Sejak dibuka, posko kemanusiaan tersebut disambut antusias oleh warga. Sejumlah masyarakat mulai berdatangan untuk menyerahkan bantuan sebagai wujud solidaritas terhadap para korban.
Salah seorang warga, Aminah (42), mengaku terpanggil untuk membantu setelah mengetahui kondisi korban bencana dari pemberitaan dan informasi yang beredar.
“Kita memang tidak bisa ke lokasi bencana, tapi setidaknya bisa membantu dari sini. Semoga bantuan ini bisa meringankan penderitaan mereka,” katanya.
Seperti diketahui, banjir bandang dan tanah longsor menerjang sekitar 50 kabupaten/kota di Aceh, Sumatera Utara, dan Sumatera Barat sejak sepekan terakhir.
Bencana alam tersebut menyebabkan ribuan rumah warga rusak, fasilitas umum lumpuh, dan ratusan korban jiwa berjatuhan.
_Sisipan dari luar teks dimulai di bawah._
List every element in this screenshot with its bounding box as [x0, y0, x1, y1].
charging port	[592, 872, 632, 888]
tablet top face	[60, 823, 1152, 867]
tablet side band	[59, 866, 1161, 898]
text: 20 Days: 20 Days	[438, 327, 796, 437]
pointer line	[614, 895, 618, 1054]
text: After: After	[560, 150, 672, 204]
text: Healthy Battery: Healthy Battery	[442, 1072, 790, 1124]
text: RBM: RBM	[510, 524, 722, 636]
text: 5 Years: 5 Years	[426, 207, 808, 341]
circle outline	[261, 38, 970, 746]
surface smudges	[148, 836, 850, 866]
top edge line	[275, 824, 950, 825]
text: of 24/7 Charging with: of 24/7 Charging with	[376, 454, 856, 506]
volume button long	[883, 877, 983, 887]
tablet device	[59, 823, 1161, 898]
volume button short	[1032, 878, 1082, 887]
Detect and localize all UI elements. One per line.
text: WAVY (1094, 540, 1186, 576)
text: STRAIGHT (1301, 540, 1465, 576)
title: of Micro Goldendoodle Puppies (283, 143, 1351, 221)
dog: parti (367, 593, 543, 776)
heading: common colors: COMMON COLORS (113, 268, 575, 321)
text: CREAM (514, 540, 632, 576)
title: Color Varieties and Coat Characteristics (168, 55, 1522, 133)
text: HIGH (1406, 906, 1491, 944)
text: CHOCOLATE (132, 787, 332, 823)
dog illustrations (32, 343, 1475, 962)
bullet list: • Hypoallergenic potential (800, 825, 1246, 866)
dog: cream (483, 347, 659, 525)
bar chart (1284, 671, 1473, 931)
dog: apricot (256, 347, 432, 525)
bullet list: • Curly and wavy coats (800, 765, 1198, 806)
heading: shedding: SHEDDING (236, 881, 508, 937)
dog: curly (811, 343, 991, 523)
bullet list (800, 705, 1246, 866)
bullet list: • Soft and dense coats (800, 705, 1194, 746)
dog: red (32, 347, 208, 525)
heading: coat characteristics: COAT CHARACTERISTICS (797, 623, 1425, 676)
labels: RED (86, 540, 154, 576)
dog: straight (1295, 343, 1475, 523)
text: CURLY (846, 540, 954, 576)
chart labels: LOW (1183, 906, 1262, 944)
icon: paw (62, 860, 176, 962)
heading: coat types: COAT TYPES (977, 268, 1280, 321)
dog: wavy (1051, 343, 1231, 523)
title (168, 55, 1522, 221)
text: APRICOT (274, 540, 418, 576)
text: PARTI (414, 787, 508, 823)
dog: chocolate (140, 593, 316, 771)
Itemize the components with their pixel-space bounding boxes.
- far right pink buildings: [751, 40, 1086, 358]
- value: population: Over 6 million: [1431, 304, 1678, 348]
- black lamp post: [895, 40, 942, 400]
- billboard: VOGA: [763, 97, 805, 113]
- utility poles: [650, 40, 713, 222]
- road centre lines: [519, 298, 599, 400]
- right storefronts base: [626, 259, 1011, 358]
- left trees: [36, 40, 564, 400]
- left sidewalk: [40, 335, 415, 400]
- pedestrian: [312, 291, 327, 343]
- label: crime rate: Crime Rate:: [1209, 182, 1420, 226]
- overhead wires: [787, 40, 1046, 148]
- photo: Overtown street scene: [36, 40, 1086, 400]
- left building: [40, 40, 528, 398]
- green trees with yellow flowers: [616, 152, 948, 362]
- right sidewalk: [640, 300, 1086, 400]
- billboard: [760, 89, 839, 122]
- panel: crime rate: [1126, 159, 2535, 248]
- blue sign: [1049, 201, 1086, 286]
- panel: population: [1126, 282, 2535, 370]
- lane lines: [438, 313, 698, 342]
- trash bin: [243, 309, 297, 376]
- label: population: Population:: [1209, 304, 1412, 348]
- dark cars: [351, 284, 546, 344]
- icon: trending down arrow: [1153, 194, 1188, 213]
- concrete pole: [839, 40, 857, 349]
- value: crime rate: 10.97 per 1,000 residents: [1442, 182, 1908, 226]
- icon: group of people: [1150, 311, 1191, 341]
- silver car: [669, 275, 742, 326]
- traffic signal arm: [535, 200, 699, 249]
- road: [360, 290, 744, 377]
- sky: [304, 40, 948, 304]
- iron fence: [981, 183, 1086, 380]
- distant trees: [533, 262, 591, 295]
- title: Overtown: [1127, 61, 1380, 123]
Badan Nasional Penanggulangan Bencana (BNPB) mencatat korban meninggal dunia terus bertambah, sementara ratusan orang lainnya masih dinyatakan hilang hingga Selasa (2/12) sore.
Pemerintah daerah dan relawan dari berbagai elemen masyarakat terus bergerak menyalurkan bantuan, mengevakuasi korban, dan membuka dapur umum di wilayah terdampak.
Melalui posko kemanusiaan ini, para pemuda Pulau Kayu berharap bantuan dari masyarakat Aceh Barat Daya dapat ikut meringankan beban para korban dan mempercepat pemulihan pascabencana.